- The Washington Times - Thursday, August 31, 2000

From combined dispatches

Richard B. Cheney yesterday charged the Clinton-Gore administration has "neglected" America's military.
"Our military today is overused and under-resourced," the Republican vice-presidential candidate said in a speech in Atlanta.
Mr. Cheney, who was defense secretary during the 1991 Gulf war, said the administration had reduced the defense budget "far beyond any careful weighing of the national interest."
Meanwhile, campaigning in New Hampshire yesterday, Republican presidential candidate George W. Bush outlined a five-year, $6.7 billion plan to help low-income college students.
The Bush-Cheney ticket took the offensive on defense and education issues as polls showed Vice President Al Gore gaining ground in the Midwest and widening his lead in California.
In Illinois, a poll shows Mr. Gore ahead 46 to 41 percent, while the presidential race is a dead heat in Michigan, where Mr. Bush had enjoyed an advantage in earlier polls. Mr.
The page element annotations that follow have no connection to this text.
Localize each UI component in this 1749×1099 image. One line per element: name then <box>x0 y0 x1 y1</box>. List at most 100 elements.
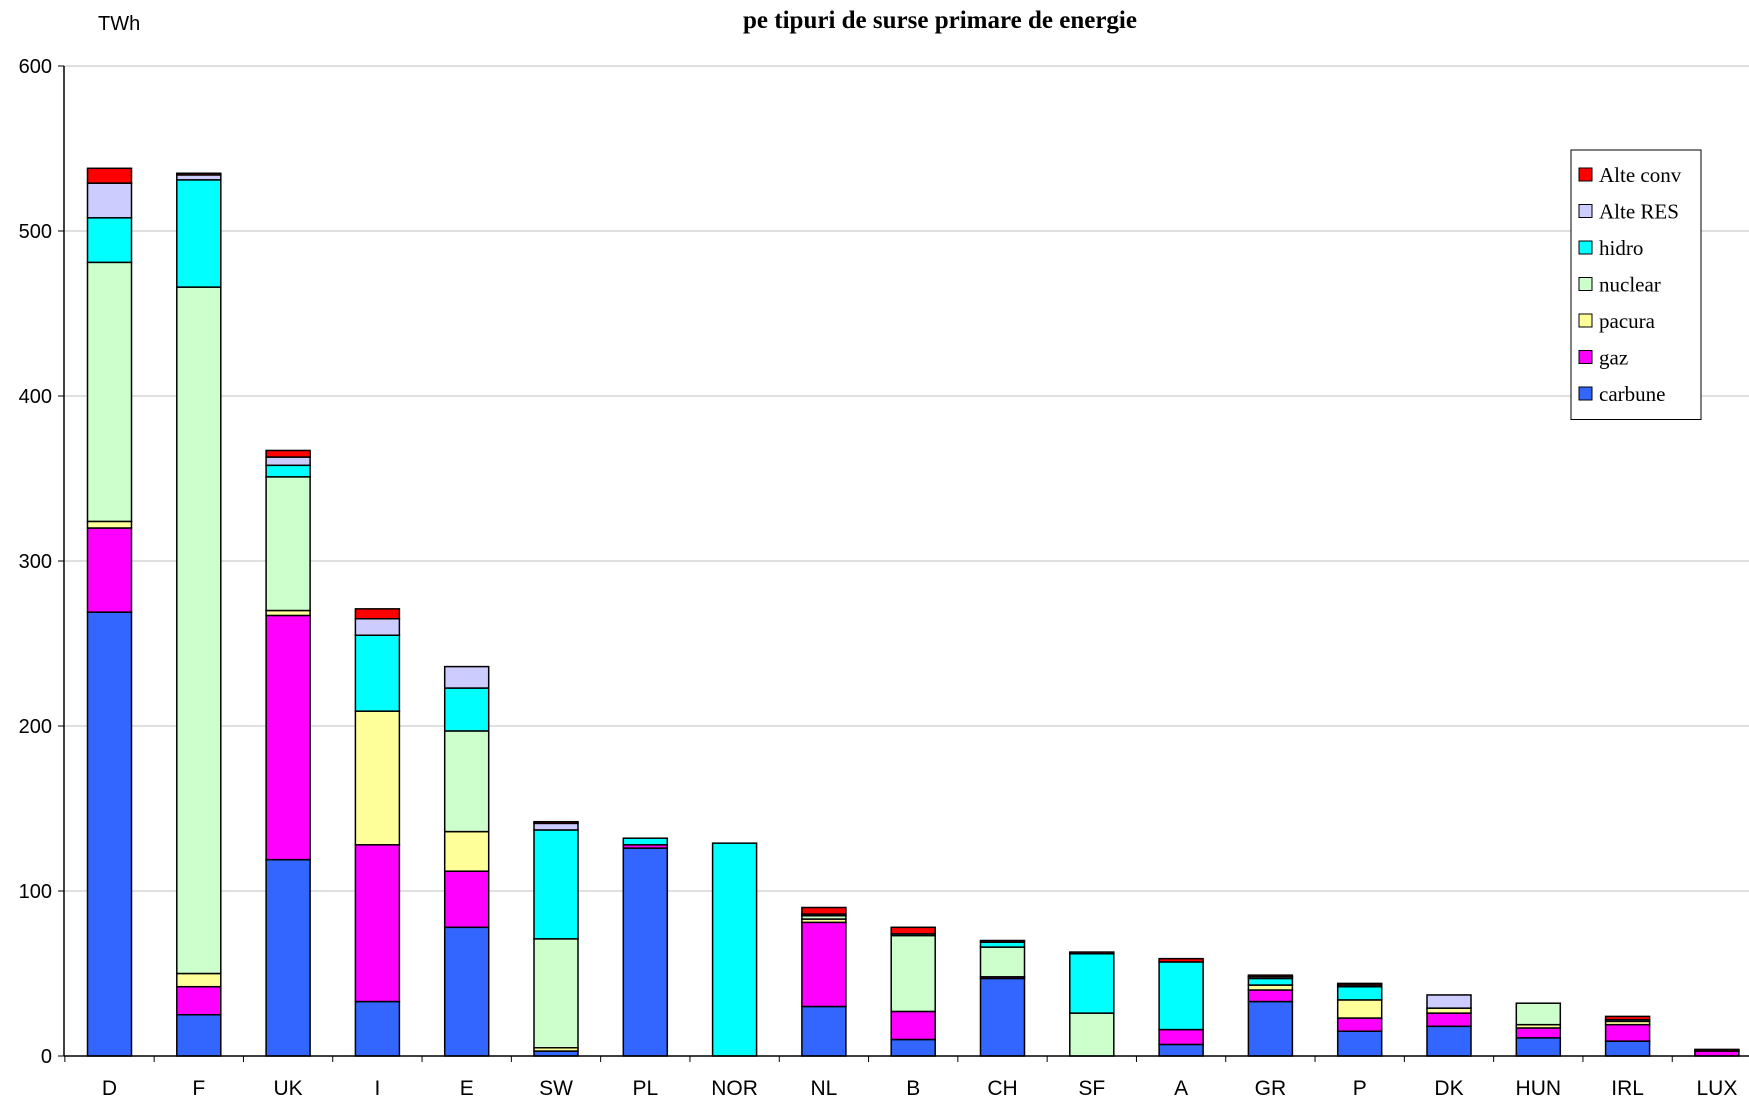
bar-segment-gaz-uk <box>265 614 311 861</box>
bar-segment-nuclear-hun <box>1515 1002 1562 1026</box>
x-tick-label: A <box>1174 1077 1188 1099</box>
bar-segment-alte-res-i <box>354 618 401 636</box>
y-tick-label: 100 <box>19 881 52 903</box>
bar-segment-gaz-i <box>354 844 401 1003</box>
bar-segment-nuclear-f <box>176 286 222 975</box>
bar-segment-hidro-f <box>176 179 222 288</box>
bar-segment-gaz-f <box>176 985 222 1016</box>
y-tick-label: 200 <box>19 716 52 738</box>
gridlines <box>64 65 1749 892</box>
x-tick-label: UK <box>274 1077 303 1099</box>
bar-segment-gaz-gr <box>1247 989 1294 1003</box>
bar-segment-alte-res-sw <box>533 822 579 831</box>
bar-segment-carbune-hun <box>1515 1037 1562 1057</box>
bar-segment-alte-conv-lux <box>1694 1048 1740 1052</box>
y-axis-unit-label: TWh <box>98 13 140 35</box>
x-tick-label: SW <box>539 1077 573 1099</box>
y-tick-label: 300 <box>19 551 52 573</box>
bar-segment-nuclear-sf <box>1069 1012 1115 1057</box>
legend-label: carbune <box>1599 382 1665 406</box>
bar-segment-hidro-sf <box>1069 952 1115 1014</box>
x-tick-label: CH <box>987 1077 1017 1099</box>
legend-swatch <box>1578 350 1593 364</box>
legend-label: pacura <box>1599 309 1656 333</box>
bars <box>86 167 1740 1057</box>
bar-segment-gaz-nl <box>801 921 847 1008</box>
bar-segment-carbune-a <box>1158 1043 1204 1057</box>
bar-segment-carbune-p <box>1336 1030 1383 1057</box>
legend-label: hidro <box>1599 236 1643 260</box>
legend-box <box>1570 149 1702 420</box>
bar-segment-hidro-gr <box>1247 977 1294 986</box>
bar-segment-pacura-i <box>354 710 401 846</box>
bar-segment-carbune-e <box>443 926 490 1057</box>
bar-segment-nuclear-sw <box>533 938 579 1049</box>
bar-segment-hidro-nor <box>711 842 758 1057</box>
bar-segment-pacura-p <box>1336 999 1383 1019</box>
bar-segment-nuclear-uk <box>265 476 311 612</box>
bar-segment-gaz-b <box>890 1010 936 1041</box>
bar-segment-gaz-d <box>86 527 133 613</box>
legend-label: Alte conv <box>1599 163 1682 187</box>
bar-segment-hidro-sw <box>533 829 579 940</box>
bar-segment-carbune-nl <box>801 1005 847 1057</box>
x-tick-label: E <box>460 1077 474 1099</box>
legend-label: Alte RES <box>1599 200 1679 224</box>
x-tick-label: PL <box>632 1077 658 1099</box>
bar-segment-gaz-a <box>1158 1028 1204 1046</box>
bar-segment-alte-conv-uk <box>265 449 311 458</box>
bar-segment-nuclear-ch <box>979 946 1026 978</box>
x-tick-label: D <box>102 1077 117 1099</box>
bar-segment-gaz-irl <box>1604 1023 1651 1042</box>
bar-segment-hidro-pl <box>622 837 669 846</box>
x-tick-label: SF <box>1078 1077 1105 1099</box>
bar-segment-alte-conv-irl <box>1604 1015 1651 1021</box>
legend-swatch <box>1578 204 1593 218</box>
bar-segment-carbune-b <box>890 1038 936 1057</box>
bar-segment-carbune-i <box>354 1000 401 1057</box>
bar-segment-carbune-f <box>176 1014 222 1057</box>
bar-segment-gaz-e <box>443 870 490 929</box>
y-tick-label: 500 <box>19 221 52 243</box>
bar-segment-nuclear-e <box>443 730 490 833</box>
legend-swatch <box>1578 277 1593 291</box>
legend-label: nuclear <box>1599 273 1661 297</box>
axes: 0 100 200 300 400 500 600 D F UK I E SW PL NOR NL B CH SF A… <box>19 56 1749 1099</box>
bar-segment-alte-res-dk <box>1426 994 1472 1009</box>
bar-segment-alte-conv-a <box>1158 957 1204 963</box>
x-tick-label: HUN <box>1516 1077 1562 1099</box>
bar-segment-hidro-a <box>1158 961 1204 1031</box>
x-tick-label: P <box>1353 1077 1367 1099</box>
x-tick-label: I <box>374 1077 380 1099</box>
legend: Alte conv Alte RES hidro nuclear pacura gaz ca… <box>1570 149 1702 420</box>
bar-segment-gaz-hun <box>1515 1027 1562 1039</box>
bar-segment-gaz-dk <box>1426 1012 1472 1028</box>
bar-segment-carbune-gr <box>1247 1000 1294 1057</box>
bar-segment-pacura-e <box>443 830 490 872</box>
x-tick-label: DK <box>1434 1077 1463 1099</box>
bar-segment-alte-conv-sf <box>1069 951 1115 955</box>
bar-segment-alte-conv-d <box>86 167 133 184</box>
legend-swatch <box>1578 240 1593 255</box>
bar-segment-alte-res-e <box>443 665 490 689</box>
bar-segment-alte-conv-nl <box>801 906 847 915</box>
y-tick-label: 0 <box>41 1046 52 1068</box>
legend-swatch <box>1578 386 1593 401</box>
bar-segment-alte-conv-f <box>176 172 222 176</box>
bar-segment-carbune-d <box>86 611 133 1057</box>
bar-segment-alte-conv-ch <box>979 939 1026 943</box>
bar-segment-alte-conv-gr <box>1247 974 1294 978</box>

Gore was also ahead by 15 percentage points in Maryland, where the race had been even in July.
While Mr. Gore campaigned in Oregon yesterday, promising to protect Medicare funding "in an ironclad lockbox," Mr. Bush blamed the Clinton-Gore administration for failing to close the "achievement gap" of low test scores for minority students.
"While some [students] are flourishing, others are languishing," the Texas governor told an audience of 800 at a high school in Hampton, N.H.
He called the Clinton-Gore record on education "seven years of stagnancy."
Mr. Bush proposed increasing the maximum amount for a first-year Pell grant to $5,100 from the current $3,300. Pell grants are federal tuition subsidies for low-income college students.
Mr. Bush also advocated establishing a $1.5 billion "college challenge" grant to help states establish merit-scholarship programs.
Appearing at the Southern Center for International Studies in Atlanta, Mr. Cheney pledged that a Republican administration would boost military pay and benefits, and improve housing for service members and their families.
Mr. Bush's running mate made clear he was criticizing the Clinton-Gore administration, not the military.
"To point out that our military has been overextended, taken for granted and neglected that is no criticism of the military. That is a criticism of a president and a vice president and the record they have built together," said Mr. Cheney, who is making a campaign swing through several Southern states, including North Carolina, Georgia, Mississippi and Florida.
Gore campaign spokesman Doug Hattaway yesterday accused the Republican ticket of "twisting facts about our military for partisan gain" and insisted: "Our military is the strongest, most capable, most ready fighting force in the world."
A recent Army report showed the lowest possible readiness levels at more than half of Army training centers. Congressional reports and studies by civilian defense analysts have recently noted the U.S. military suffers from a shortage of Air Force and Navy pilots, aging equipment and aircraft, and declining morale.
The Gore campaign yesterday sought to turn attention to the vice president's health-care proposals for the elderly. Mr. Gore has already proposed a $253 billion prescription-drug benefit program for retirees under Medicare.
Mr. Gore yesterday proposed $400 billion in new funding to prop up the Medicare program, which he promised to put out of reach of "politicians."
"Let's remove the temptation to raid the cookie jar," the vice president said of his "lockbox" promise.
But the Gore campaign faced a new attack on the health-care front, as a Republican group announced a new television ad warning that the Democrat's drug benefit would dip into seniors' Social Security checks.
Featuring an elderly woman who says, "Get your hands off my Social Security check," the Republican Leadership Coalition spot begins today in Pittsburgh and Washington.
"We believe we caught Gore trying to pull a fast one," said Republican consultant Scott Reed. "He hasn't admitted his [prescription-drug] plan is to take it out of Social Security checks."